We previously established triple receptor KO RAW264.7 cells lacking RAGE, TLR4, and TLR2 to examine AGEs-induced inflammatory responses. These triple KO cells did not produce TNF-α, even when stimulated with glyceraldehyde-derived AGEs at 500 µg/mL [9]. To elucidate the involvement of inflammatory-related receptors (RAGE-TLR4-TLR2) in the Glycol-AGEs-induced promotion of cell proliferation, the proliferation of KO cells stimulated with Glycol-AGEs was compared with that of wild-type cells. The obtained results showed that Glycol-AGEs promoted the proliferation of KO and wild-type cells to the same extent, and indicated that cell proliferation was induced by Glycol-AGEs mediated by a receptor pathway other than RAGE, TLR4, and TLR2. A number of non-inflammatory AGEs receptors, such as CD36, FEEL, LOX-1, SR-A, and SR-BI, have been identified; however, they were shown to function as scavenger receptors for AGEs but not as the cell proliferative receptors [26, 27, 28, 29]. The receptors responsible for Glycol-AGEs-induced cell proliferation remain unknown, and the significance of the present results has yet to be established.
We found that the JAK2/STAT5 signaling pathway was important in the Glycol-AGEs-induced promotion of cell proliferation. Additionally, its proliferative effects were accompanied by the up-regulated expression of some cell-cycle genes, which plateaued at 10 µg/mL. The JAK2/STAT5 signaling pathway was previously shown to contribute to the production of GM-CSF in microglia [30] and MCP-1 in the monocytic cell line U937 [31] in their activated states.
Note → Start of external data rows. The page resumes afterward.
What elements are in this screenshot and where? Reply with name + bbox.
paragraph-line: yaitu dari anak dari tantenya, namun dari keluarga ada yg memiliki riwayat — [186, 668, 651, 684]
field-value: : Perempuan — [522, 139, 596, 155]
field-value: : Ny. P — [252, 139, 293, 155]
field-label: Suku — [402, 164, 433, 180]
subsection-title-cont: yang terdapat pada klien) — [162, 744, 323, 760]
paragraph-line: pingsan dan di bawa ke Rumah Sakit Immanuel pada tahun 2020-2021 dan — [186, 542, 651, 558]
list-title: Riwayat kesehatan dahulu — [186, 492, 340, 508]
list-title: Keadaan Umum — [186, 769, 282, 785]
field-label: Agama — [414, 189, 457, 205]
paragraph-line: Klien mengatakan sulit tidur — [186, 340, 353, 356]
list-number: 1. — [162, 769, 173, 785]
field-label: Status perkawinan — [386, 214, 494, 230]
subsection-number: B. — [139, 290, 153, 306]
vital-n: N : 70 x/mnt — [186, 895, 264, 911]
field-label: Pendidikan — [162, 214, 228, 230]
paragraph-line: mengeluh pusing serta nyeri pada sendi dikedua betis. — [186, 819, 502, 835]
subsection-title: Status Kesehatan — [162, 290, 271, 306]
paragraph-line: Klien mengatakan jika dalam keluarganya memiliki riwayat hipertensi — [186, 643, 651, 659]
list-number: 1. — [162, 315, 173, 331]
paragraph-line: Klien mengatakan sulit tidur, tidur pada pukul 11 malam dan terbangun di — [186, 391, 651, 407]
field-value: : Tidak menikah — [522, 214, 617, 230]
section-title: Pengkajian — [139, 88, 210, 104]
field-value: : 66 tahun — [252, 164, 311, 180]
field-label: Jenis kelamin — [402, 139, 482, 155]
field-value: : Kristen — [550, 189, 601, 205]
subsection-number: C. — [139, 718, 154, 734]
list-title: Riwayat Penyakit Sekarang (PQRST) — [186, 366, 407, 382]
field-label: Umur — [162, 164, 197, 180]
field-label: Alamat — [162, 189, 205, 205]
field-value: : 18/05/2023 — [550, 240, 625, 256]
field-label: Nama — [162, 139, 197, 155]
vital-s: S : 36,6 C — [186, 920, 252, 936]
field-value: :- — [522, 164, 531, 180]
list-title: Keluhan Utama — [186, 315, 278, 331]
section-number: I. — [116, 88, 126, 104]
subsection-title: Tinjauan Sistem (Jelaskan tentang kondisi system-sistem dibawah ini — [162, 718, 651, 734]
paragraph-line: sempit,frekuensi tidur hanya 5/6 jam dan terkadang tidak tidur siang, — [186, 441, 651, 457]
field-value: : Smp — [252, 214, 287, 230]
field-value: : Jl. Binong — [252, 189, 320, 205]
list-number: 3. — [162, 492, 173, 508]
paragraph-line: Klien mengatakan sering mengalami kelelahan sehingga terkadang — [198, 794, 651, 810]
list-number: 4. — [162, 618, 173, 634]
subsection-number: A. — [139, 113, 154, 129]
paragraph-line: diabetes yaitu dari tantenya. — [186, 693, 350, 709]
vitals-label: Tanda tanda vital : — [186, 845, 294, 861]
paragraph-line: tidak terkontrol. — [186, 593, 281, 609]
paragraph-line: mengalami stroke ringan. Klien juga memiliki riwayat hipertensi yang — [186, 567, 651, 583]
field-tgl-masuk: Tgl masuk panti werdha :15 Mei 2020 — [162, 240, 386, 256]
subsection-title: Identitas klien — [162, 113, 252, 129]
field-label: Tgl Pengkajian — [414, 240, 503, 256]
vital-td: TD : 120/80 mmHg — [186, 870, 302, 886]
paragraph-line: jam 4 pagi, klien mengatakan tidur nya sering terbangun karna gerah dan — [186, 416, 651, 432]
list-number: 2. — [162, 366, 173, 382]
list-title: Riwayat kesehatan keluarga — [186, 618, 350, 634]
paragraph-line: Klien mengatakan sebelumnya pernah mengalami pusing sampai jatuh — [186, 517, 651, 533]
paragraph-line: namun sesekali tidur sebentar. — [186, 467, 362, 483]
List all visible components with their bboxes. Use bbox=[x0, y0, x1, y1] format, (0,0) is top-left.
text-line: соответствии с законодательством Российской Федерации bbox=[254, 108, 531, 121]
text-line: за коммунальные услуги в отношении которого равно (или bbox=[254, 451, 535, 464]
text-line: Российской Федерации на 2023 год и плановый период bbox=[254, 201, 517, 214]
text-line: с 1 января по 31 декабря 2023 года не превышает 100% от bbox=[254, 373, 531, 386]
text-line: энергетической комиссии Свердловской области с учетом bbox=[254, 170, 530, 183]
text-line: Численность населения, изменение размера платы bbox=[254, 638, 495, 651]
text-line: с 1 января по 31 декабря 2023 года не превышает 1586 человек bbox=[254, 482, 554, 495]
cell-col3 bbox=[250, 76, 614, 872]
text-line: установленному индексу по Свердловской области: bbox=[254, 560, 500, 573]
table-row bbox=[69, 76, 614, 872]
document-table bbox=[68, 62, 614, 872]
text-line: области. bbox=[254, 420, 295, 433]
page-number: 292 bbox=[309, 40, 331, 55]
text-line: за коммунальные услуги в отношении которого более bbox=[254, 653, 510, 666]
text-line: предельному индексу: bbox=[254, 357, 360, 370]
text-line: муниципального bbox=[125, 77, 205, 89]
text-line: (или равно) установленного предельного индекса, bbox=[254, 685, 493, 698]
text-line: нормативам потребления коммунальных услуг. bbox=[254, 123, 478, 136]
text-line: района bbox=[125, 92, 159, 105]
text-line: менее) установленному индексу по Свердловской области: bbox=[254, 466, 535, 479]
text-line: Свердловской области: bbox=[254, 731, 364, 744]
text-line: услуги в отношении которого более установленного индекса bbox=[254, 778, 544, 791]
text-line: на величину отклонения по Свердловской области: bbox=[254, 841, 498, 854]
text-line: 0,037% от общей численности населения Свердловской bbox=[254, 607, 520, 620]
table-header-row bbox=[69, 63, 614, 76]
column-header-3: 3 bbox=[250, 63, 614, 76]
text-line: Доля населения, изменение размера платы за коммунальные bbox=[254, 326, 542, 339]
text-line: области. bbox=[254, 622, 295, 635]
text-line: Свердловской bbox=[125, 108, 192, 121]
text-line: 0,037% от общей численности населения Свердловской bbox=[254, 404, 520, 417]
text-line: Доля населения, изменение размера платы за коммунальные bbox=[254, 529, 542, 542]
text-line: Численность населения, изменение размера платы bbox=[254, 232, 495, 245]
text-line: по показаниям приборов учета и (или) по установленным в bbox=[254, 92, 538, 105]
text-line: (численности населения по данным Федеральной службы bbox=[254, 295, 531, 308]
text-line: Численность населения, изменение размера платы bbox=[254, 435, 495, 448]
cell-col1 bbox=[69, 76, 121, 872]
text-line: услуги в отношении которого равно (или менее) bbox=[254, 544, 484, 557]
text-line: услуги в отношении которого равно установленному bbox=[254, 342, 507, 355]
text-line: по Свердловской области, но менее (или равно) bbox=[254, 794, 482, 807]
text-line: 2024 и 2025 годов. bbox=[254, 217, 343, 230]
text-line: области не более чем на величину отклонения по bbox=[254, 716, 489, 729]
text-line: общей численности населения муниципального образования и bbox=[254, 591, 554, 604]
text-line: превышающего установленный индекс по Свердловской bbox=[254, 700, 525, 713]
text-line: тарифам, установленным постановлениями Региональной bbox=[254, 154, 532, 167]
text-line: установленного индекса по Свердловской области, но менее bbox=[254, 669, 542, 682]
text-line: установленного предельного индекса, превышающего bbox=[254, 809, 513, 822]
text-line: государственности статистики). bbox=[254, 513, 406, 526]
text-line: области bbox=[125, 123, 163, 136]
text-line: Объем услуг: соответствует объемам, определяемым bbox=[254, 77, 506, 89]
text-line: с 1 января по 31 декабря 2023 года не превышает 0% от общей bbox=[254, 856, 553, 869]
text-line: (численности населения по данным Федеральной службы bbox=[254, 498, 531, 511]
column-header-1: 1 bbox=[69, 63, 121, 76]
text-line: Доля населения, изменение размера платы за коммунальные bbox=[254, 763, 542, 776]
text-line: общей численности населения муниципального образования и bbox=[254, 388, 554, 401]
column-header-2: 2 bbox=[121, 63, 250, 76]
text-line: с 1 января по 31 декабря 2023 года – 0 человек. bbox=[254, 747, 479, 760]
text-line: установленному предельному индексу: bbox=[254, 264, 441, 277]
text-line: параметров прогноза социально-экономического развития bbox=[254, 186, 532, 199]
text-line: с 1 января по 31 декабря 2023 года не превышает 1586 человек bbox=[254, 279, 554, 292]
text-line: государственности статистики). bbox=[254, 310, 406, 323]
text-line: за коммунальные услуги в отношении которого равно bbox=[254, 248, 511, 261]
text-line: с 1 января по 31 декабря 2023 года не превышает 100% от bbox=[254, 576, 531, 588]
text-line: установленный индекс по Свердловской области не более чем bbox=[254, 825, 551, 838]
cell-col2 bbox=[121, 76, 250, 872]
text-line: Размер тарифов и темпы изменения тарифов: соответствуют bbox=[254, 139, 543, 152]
Furthermore, it has been associated with erythropoietin receptors, prolactin receptors [32, 33], and some cytokine receptors for IL-2, 3, and 5 [34, 35, 36], suggesting its involvement in the proliferation of some cells, including fibroblasts and immune cells. Therefore, JAK/STAT appears to play an important role in the Glycol-AGEs-induced promotion of cell proliferation.
The present results revealed that Glycol-AGEs promoted the proliferation of macrophages via the JAK2/STAT5 pathway at concentrations that were incapable of inducing the production of TNF-α. These results suggest that Glycol-AGEs in vivo contribute not only to the exacerbation of pathological conditions by inducing excessive inflammatory responses, but also to the maintenance and activation of innate immunity, including macrophage proliferation. Furthermore, these findings may present a novel physiological potential of glycation as the post-transcriptional modifications. The significance of the Glycol-AGEs-induced promotion of cell proliferation remains unclear and, thus, further studies are warranted.